I've a real problem with my windshield wipers. For those of you who are from the heart of the Amazon or who have never seen an automotive vehicle before, allow me to explain what those are. Windshield wipers are utilities attached to the front windshield (and sometimes the back, unfortunately my car lacks this feature) consisting of a metal arm attached to which is a rubber blade. Ideally, when one turns on the windshield wipers during a rainy day said metal arms begin arching back and forth across the glass; the rubber blades effortlessly and quietly sweep the water out of the way of your vision, allowing for increased visibility and improved driving ability.
Quietly.
That is the key word here, ladies and gentlemen. With the introductions out of the way allow me to explain what happens when I switch on my good old wipers. The first couple of moments are smooth, similar to the initial tingle one experiences when eating wasabi. That is, tubes of wasabi. After a moment or so, the wasabi, or in this case the wipers, begins to strike back. Instead of smooth motions the rubber grinds across the glass, leaving its mark and creating wholly undesirable sounds. This agony continues for a few moments. Eventually it stops.
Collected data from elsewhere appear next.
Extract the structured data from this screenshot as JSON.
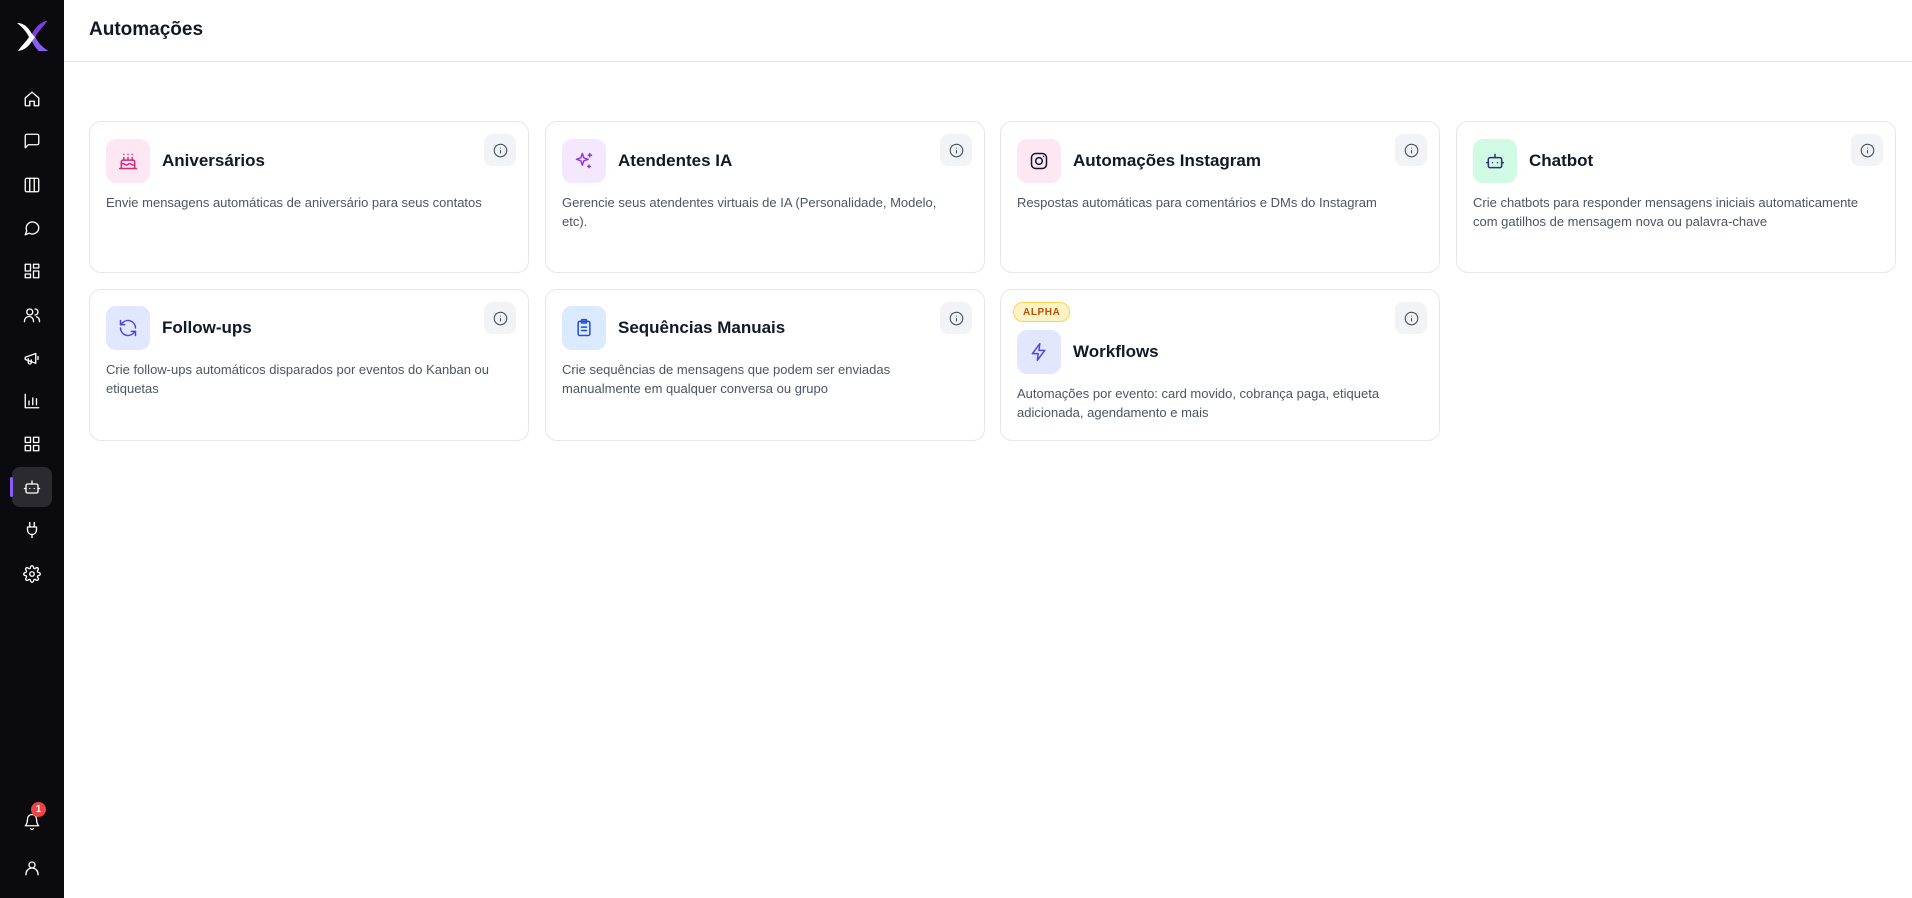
{
  "header": {
    "title": "Automações"
  },
  "sidebar": {
    "items": [
      {
        "name": "home",
        "icon": "home-icon"
      },
      {
        "name": "messages",
        "icon": "message-square-icon"
      },
      {
        "name": "kanban",
        "icon": "columns-icon"
      },
      {
        "name": "chat",
        "icon": "message-circle-icon"
      },
      {
        "name": "dashboard",
        "icon": "layout-dashboard-icon"
      },
      {
        "name": "contacts",
        "icon": "users-icon"
      },
      {
        "name": "campaigns",
        "icon": "megaphone-icon"
      },
      {
        "name": "reports",
        "icon": "bar-chart-icon"
      },
      {
        "name": "apps",
        "icon": "grid-icon"
      },
      {
        "name": "automations",
        "icon": "bot-icon",
        "active": true
      },
      {
        "name": "integrations",
        "icon": "plug-icon"
      },
      {
        "name": "settings",
        "icon": "gear-icon"
      }
    ],
    "notifications": {
      "icon": "bell-icon",
      "count": "1"
    },
    "profile": {
      "icon": "user-icon"
    }
  },
  "cards": [
    {
      "title": "Aniversários",
      "description": "Envie mensagens automáticas de aniversário para seus contatos",
      "icon": "cake-icon",
      "color": "#db2777",
      "bg": "#fce7f3"
    },
    {
      "title": "Atendentes IA",
      "description": "Gerencie seus atendentes virtuais de IA (Personalidade, Modelo, etc).",
      "icon": "sparkles-icon",
      "color": "#9333ea",
      "bg": "#f3e8ff"
    },
    {
      "title": "Automações Instagram",
      "description": "Respostas automáticas para comentários e DMs do Instagram",
      "icon": "instagram-icon",
      "color": "#111827",
      "bg": "#fce7f3"
    },
    {
      "title": "Chatbot",
      "description": "Crie chatbots para responder mensagens iniciais automaticamente com gatilhos de mensagem nova ou palavra-chave",
      "icon": "bot-icon",
      "color": "#312e81",
      "bg": "#d1fae5"
    },
    {
      "title": "Follow-ups",
      "description": "Crie follow-ups automáticos disparados por eventos do Kanban ou etiquetas",
      "icon": "refresh-icon",
      "color": "#4f46e5",
      "bg": "#e0e7ff"
    },
    {
      "title": "Sequências Manuais",
      "description": "Crie sequências de mensagens que podem ser enviadas manualmente em qualquer conversa ou grupo",
      "icon": "clipboard-list-icon",
      "color": "#1d4ed8",
      "bg": "#dbeafe"
    },
    {
      "title": "Workflows",
      "badge": "ALPHA",
      "description": "Automações por evento: card movido, cobrança paga, etiqueta adicionada, agendamento e mais",
      "icon": "zap-icon",
      "color": "#4f46e5",
      "bg": "#e0e7ff"
    }
  ],
  "info_icon": "info-icon",
  "accent": "#8b5cf6"
}
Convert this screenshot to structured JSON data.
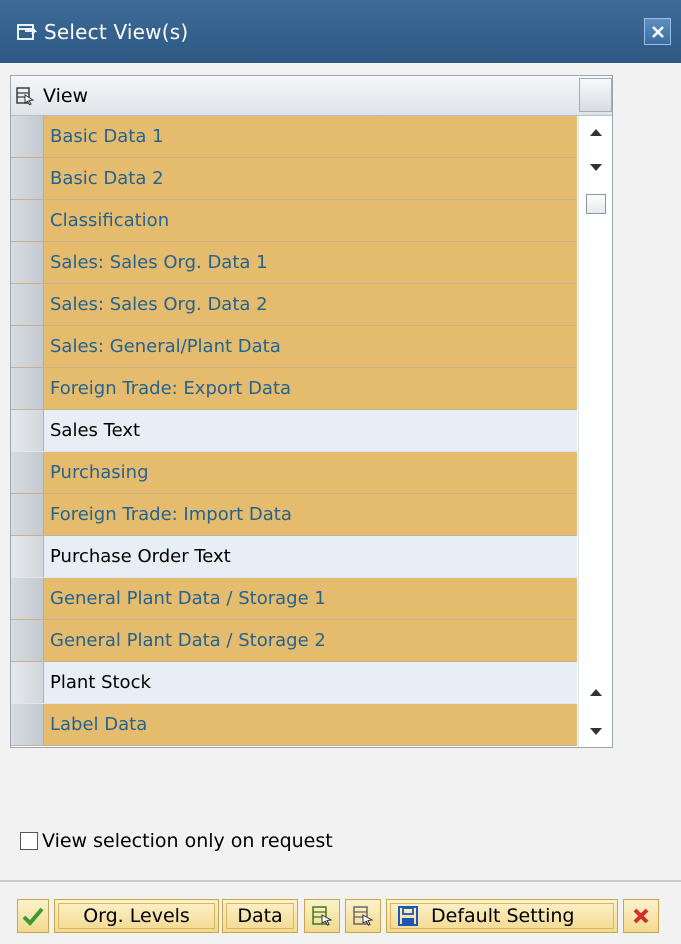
{
  "window": {
    "title": "Select View(s)",
    "icon": "select-view-icon",
    "close_icon": "close-icon"
  },
  "table": {
    "header_icon": "column-select-icon",
    "column_label": "View",
    "rows": [
      {
        "label": "Basic Data 1",
        "selected": true
      },
      {
        "label": "Basic Data 2",
        "selected": true
      },
      {
        "label": "Classification",
        "selected": true
      },
      {
        "label": "Sales: Sales Org. Data 1",
        "selected": true
      },
      {
        "label": "Sales: Sales Org. Data 2",
        "selected": true
      },
      {
        "label": "Sales: General/Plant Data",
        "selected": true
      },
      {
        "label": "Foreign Trade: Export Data",
        "selected": true
      },
      {
        "label": "Sales Text",
        "selected": false
      },
      {
        "label": "Purchasing",
        "selected": true
      },
      {
        "label": "Foreign Trade: Import Data",
        "selected": true
      },
      {
        "label": "Purchase Order Text",
        "selected": false
      },
      {
        "label": "General Plant Data / Storage 1",
        "selected": true
      },
      {
        "label": "General Plant Data / Storage 2",
        "selected": true
      },
      {
        "label": "Plant Stock",
        "selected": false
      },
      {
        "label": "Label Data",
        "selected": true
      }
    ]
  },
  "checkbox": {
    "label": "View selection only on request",
    "checked": false
  },
  "toolbar": {
    "confirm_icon": "checkmark-icon",
    "org_levels_label": "Org. Levels",
    "data_label": "Data",
    "select_all_icon": "select-all-icon",
    "deselect_all_icon": "deselect-all-icon",
    "save_icon": "save-icon",
    "default_setting_label": "Default Setting",
    "cancel_icon": "cancel-icon"
  },
  "colors": {
    "selected_row": "#e5bb6e",
    "selected_text": "#24638f",
    "unselected_row": "#e7eef5",
    "titlebar": "#2e5985"
  }
}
The wasabi has safely exited the esophagus, averting acid reflux for another day. Then, like some infernal earthquake, the aftershocks arrive. The wasabi sets fire to your nostrils and likewise, my windshield wipers increase the fury of their grinding until it resonates into a dull beat keeping rhythm with my tires on the ground. This continues until I turn them off to risk driving through a kaleidoscope of liquid or I reach my destination.
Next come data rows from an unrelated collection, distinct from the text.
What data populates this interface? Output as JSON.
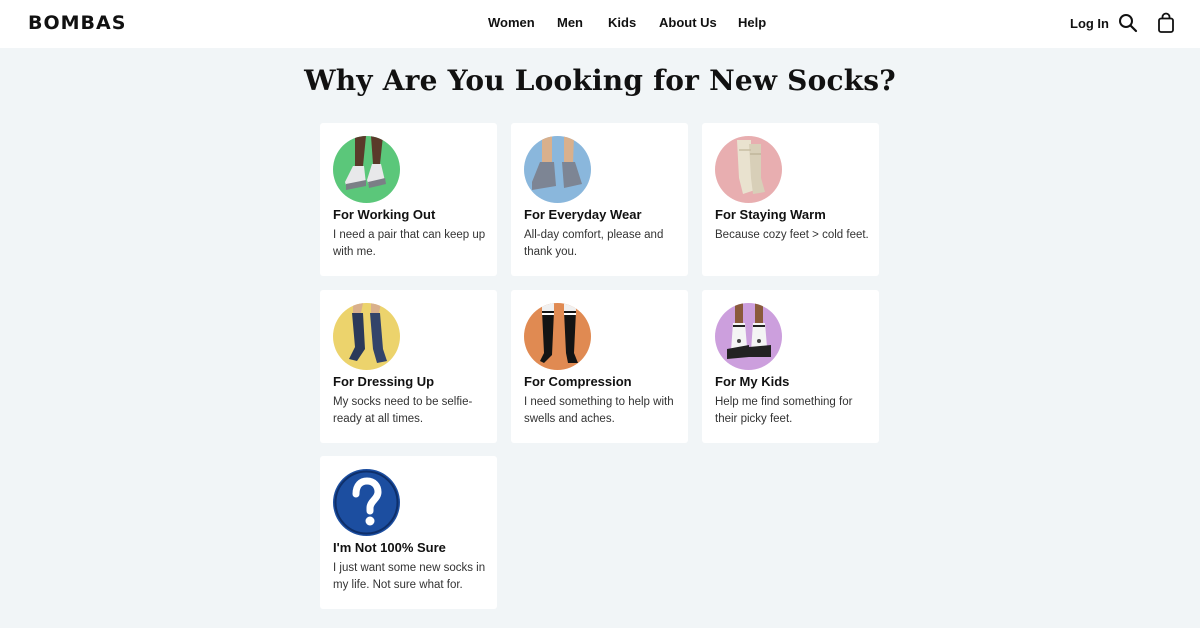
{
  "header": {
    "logo": "BOMBAS",
    "nav": [
      {
        "label": "Women"
      },
      {
        "label": "Men"
      },
      {
        "label": "Kids"
      },
      {
        "label": "About Us"
      },
      {
        "label": "Help"
      }
    ],
    "login_label": "Log In",
    "search_icon": "search-icon",
    "bag_icon": "shopping-bag-icon"
  },
  "page_title": "Why Are You Looking for New Socks?",
  "options": [
    {
      "title": "For Working Out",
      "desc": "I need a pair that can keep up with me.",
      "color": "#5bc77a",
      "icon": "athletic-socks-photo"
    },
    {
      "title": "For Everyday Wear",
      "desc": "All-day comfort, please and thank you.",
      "color": "#8ab7dc",
      "icon": "ankle-socks-photo"
    },
    {
      "title": "For Staying Warm",
      "desc": "Because cozy feet > cold feet.",
      "color": "#e8aeb0",
      "icon": "wool-socks-photo"
    },
    {
      "title": "For Dressing Up",
      "desc": "My socks need to be selfie-ready at all times.",
      "color": "#ecd36c",
      "icon": "dress-socks-photo"
    },
    {
      "title": "For Compression",
      "desc": "I need something to help with swells and aches.",
      "color": "#e08a52",
      "icon": "compression-socks-photo"
    },
    {
      "title": "For My Kids",
      "desc": "Help me find something for their picky feet.",
      "color": "#cc9fdd",
      "icon": "kids-socks-photo"
    },
    {
      "title": "I'm Not 100% Sure",
      "desc": "I just want some new socks in my life. Not sure what for.",
      "color": "#1c4ea0",
      "icon": "question-mark-icon"
    }
  ]
}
It's safe to say that I know the cause of this. They are plotting against me. I have scraped the bumpers of my Corolla against one too many a mailbox and the entire vehicle has demanded blood. First it will be the windshield wipers. Then the seatbelts will tighten, cutting off my oxygen. Eventually the steering wheel will fail to respond and send me careening over a bridge, whereupon the safety locks will engage, trapping me to an underwater abyss.
When the police finally fish me out out of the water, they will write down my cause of death as "driving accident due to poor vision caused by windshield wiper failure". But you know the truth.